Si pourtant il lui reste encore des doutes, il peut dessécher l’échantillon qu’il a trouvé, le conserver et plus tard, quand l’occasion s’en présente, le comparer soit à un échantillon-type de l’espèce soupçonnée, soit à des échantillons d’espèces avec lesquelles la confusion est possible.

La détermination des plantes cryptogames et en particulier des Champignons présente plus de difficultés. Il n’existe pas à cet égard de clef dichotomique satisfaisante, par cette raison que les caractères sont peu tranchés et quelquefois insaisissables pour certaines personnes. Telle Russule, par exemple, diffère d’une Russule voisine par une saveur qui lui est propre. Tel autre Champignon exhale une odeur particulière. Mais on n’ignore pas qu’il faut une grande habitude pour apprécier l’odeur et la saveur et qu’il existe nombre de botanistes qui restent toute leur vie inhabiles à percevoir ces caractères organoleptiques.

Si encore on pouvait conserver avec leurs caractères les échantillons qu’on récolte et dont la détermination est douteuse? Mais il n’y faut pas songer. On a essayé des liquides conservateurs de compositions diverses; ceux-ci détruisent en quelques semaines les plus brillantes couleurs! On a eu recours à la dessiccation? Le procédé a réussi pour quelques espèces, mais pour la plupart il n’a donné que des spécimens déformés, ratatinés, noircis ou décolorés!

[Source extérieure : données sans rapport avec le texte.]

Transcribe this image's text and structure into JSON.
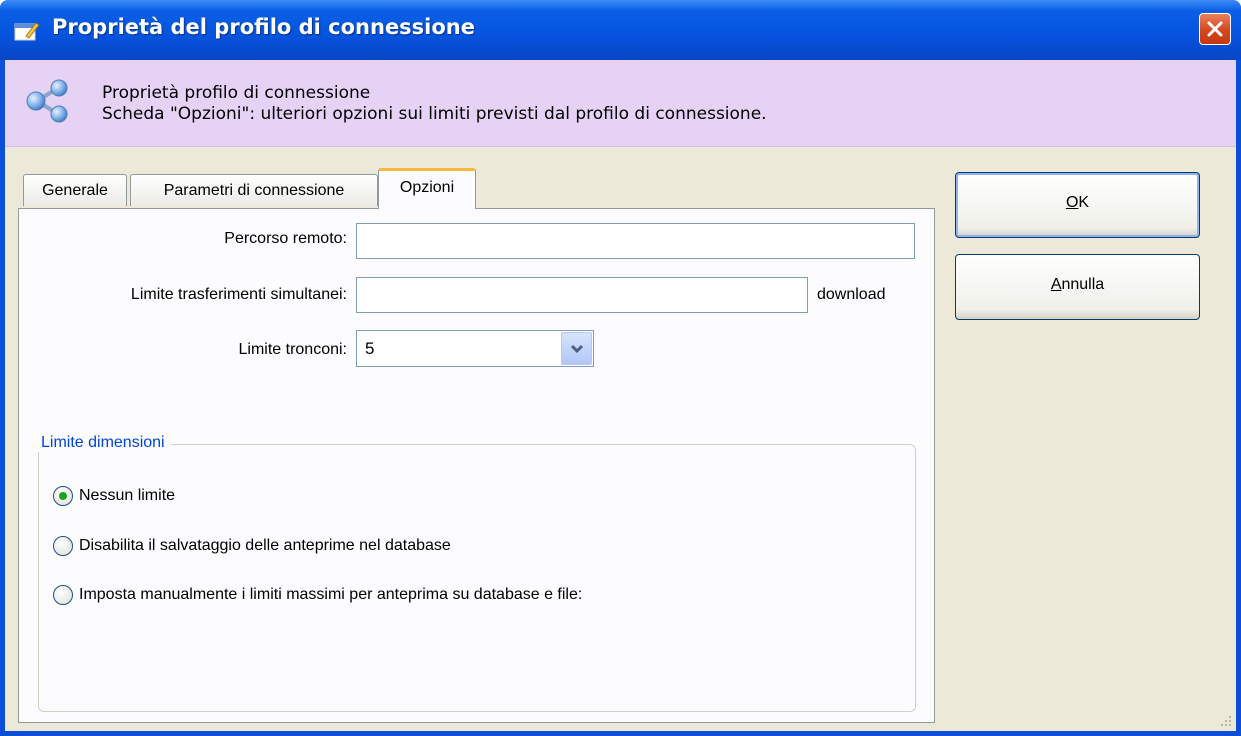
{
  "window": {
    "title": "Proprietà del profilo di connessione"
  },
  "header": {
    "title": "Proprietà profilo di connessione",
    "subtitle": "Scheda \"Opzioni\": ulteriori opzioni sui limiti previsti dal profilo di connessione."
  },
  "tabs": [
    {
      "label": "Generale"
    },
    {
      "label": "Parametri di connessione"
    },
    {
      "label": "Opzioni",
      "active": true
    }
  ],
  "form": {
    "remote_path_label": "Percorso remoto:",
    "remote_path_value": "",
    "transfer_limit_label": "Limite trasferimenti simultanei:",
    "transfer_limit_value": "",
    "transfer_limit_unit": "download",
    "chunk_limit_label": "Limite tronconi:",
    "chunk_limit_value": "5"
  },
  "size_limits": {
    "title": "Limite dimensioni",
    "options": [
      {
        "label": "Nessun limite",
        "selected": true
      },
      {
        "label": "Disabilita il salvataggio delle anteprime nel database",
        "selected": false
      },
      {
        "label": "Imposta manualmente i limiti massimi per  anteprima su database e file:",
        "selected": false
      }
    ]
  },
  "buttons": {
    "ok_mnemonic": "O",
    "ok_rest": "K",
    "cancel_mnemonic": "A",
    "cancel_rest": "nnulla"
  },
  "colors": {
    "title_bar": "#0553de",
    "header_band": "#e6d2f5",
    "dialog_bg": "#ece9d8",
    "group_title": "#0046d5",
    "tab_highlight": "#f7b943"
  }
}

On a remédié aux premiers de ces inconvénients en ajoutant des planches aux descriptions. Tous les mycologues connaissent les planches de Bulliard qui sont consultées depuis un siècle et qu’on n’a pas surpassées. Il n’est pas douteux que la possession de bonnes planches facilite singulièrement la détermination des espèces; mais les bonnes planches coûtent cher et les mycologues ne sont pas tous riches. Le moyen n’est donc pas à la portée de tout le monde.

On conseille d’autre part de dessiner avec soin les espèces qu’on récolte: le dessin aide à l’observation, car il oblige à remarquer tous les caractères. On fait d’ailleurs ainsi une sorte d’herbier dont la conservation est indéfinie et à l’aide duquel on peut effectuer des comparaisons. Malheureusement on ne dessine pas toujours bien, on ne dessine même pas toujours. Il faut en outre beaucoup de temps pour faire un bon dessin. Il y a des Champignons comme des Amanites qu’il est important d’avoir à plusieurs âges et dans plusieurs positions. Le bénéfice que l’on retire de son travail ne répond nullement à la peine qu’on s’est donnée.

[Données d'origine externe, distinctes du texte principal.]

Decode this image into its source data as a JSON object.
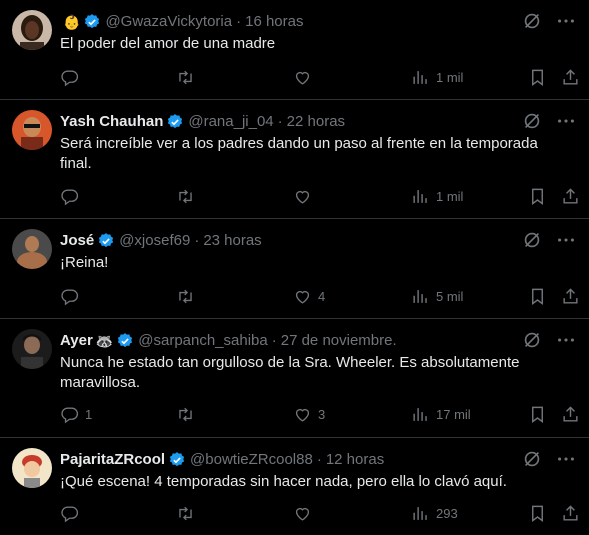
{
  "colors": {
    "background": "#000000",
    "divider": "#2f3336",
    "text_primary": "#e7e9ea",
    "text_secondary": "#71767b",
    "verified_blue": "#1d9bf0"
  },
  "icons": {
    "reply": "reply-icon",
    "retweet": "retweet-icon",
    "like": "like-icon",
    "views": "views-icon",
    "bookmark": "bookmark-icon",
    "share": "share-icon",
    "grok": "grok-icon",
    "more": "more-icon",
    "verified": "verified-badge-icon"
  },
  "tweets": [
    {
      "name": "",
      "badge": "👶",
      "handle": "@GwazaVickytoria",
      "time": "16 horas",
      "text": "El poder del amor de una madre",
      "replies": "",
      "retweets": "",
      "likes": "",
      "views": "1 mil"
    },
    {
      "name": "Yash Chauhan",
      "badge": "",
      "handle": "@rana_ji_04",
      "time": "22 horas",
      "text": "Será increíble ver a los padres dando un paso al frente en la temporada final.",
      "replies": "",
      "retweets": "",
      "likes": "",
      "views": "1 mil"
    },
    {
      "name": "José",
      "badge": "",
      "handle": "@xjosef69",
      "time": "23 horas",
      "text": "¡Reina!",
      "replies": "",
      "retweets": "",
      "likes": "4",
      "views": "5 mil"
    },
    {
      "name": "Ayer",
      "badge": "🦝",
      "handle": "@sarpanch_sahiba",
      "time": "27 de noviembre.",
      "text": "Nunca he estado tan orgulloso de la Sra. Wheeler. Es absolutamente maravillosa.",
      "replies": "1",
      "retweets": "",
      "likes": "3",
      "views": "17 mil"
    },
    {
      "name": "PajaritaZRcool",
      "badge": "",
      "handle": "@bowtieZRcool88",
      "time": "12 horas",
      "text": "¡Qué escena! 4 temporadas sin hacer nada, pero ella lo clavó aquí.",
      "replies": "",
      "retweets": "",
      "likes": "",
      "views": "293"
    }
  ]
}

En réalité, il semble que tous les efforts doivent converger vers la recherche d’un procédé accessible à tous, qui puisse fournir rapidement une représentation fidèle d’une espèce sous tous ses aspects. J’avais remarqué à l’Exposition d’Horticulture de 1885 des photographies en grandeur naturelle de plantes fleuries. Ces photographies étaient coloriées et donnaient une idée très exacte des plantes qu’elles représentaient et qui se trouvaient du reste exposées à peu de distance. Je pensai dès lors qu’il y aurait peut-être intérêt à utiliser la photographie pour la représentation des Champignons. J’ai fait dans ce sens un assez grand nombre d’essais et il me paraît que cet art aujourd’hui si répandu résout dans une certaine mesure le problème que je viens de poser.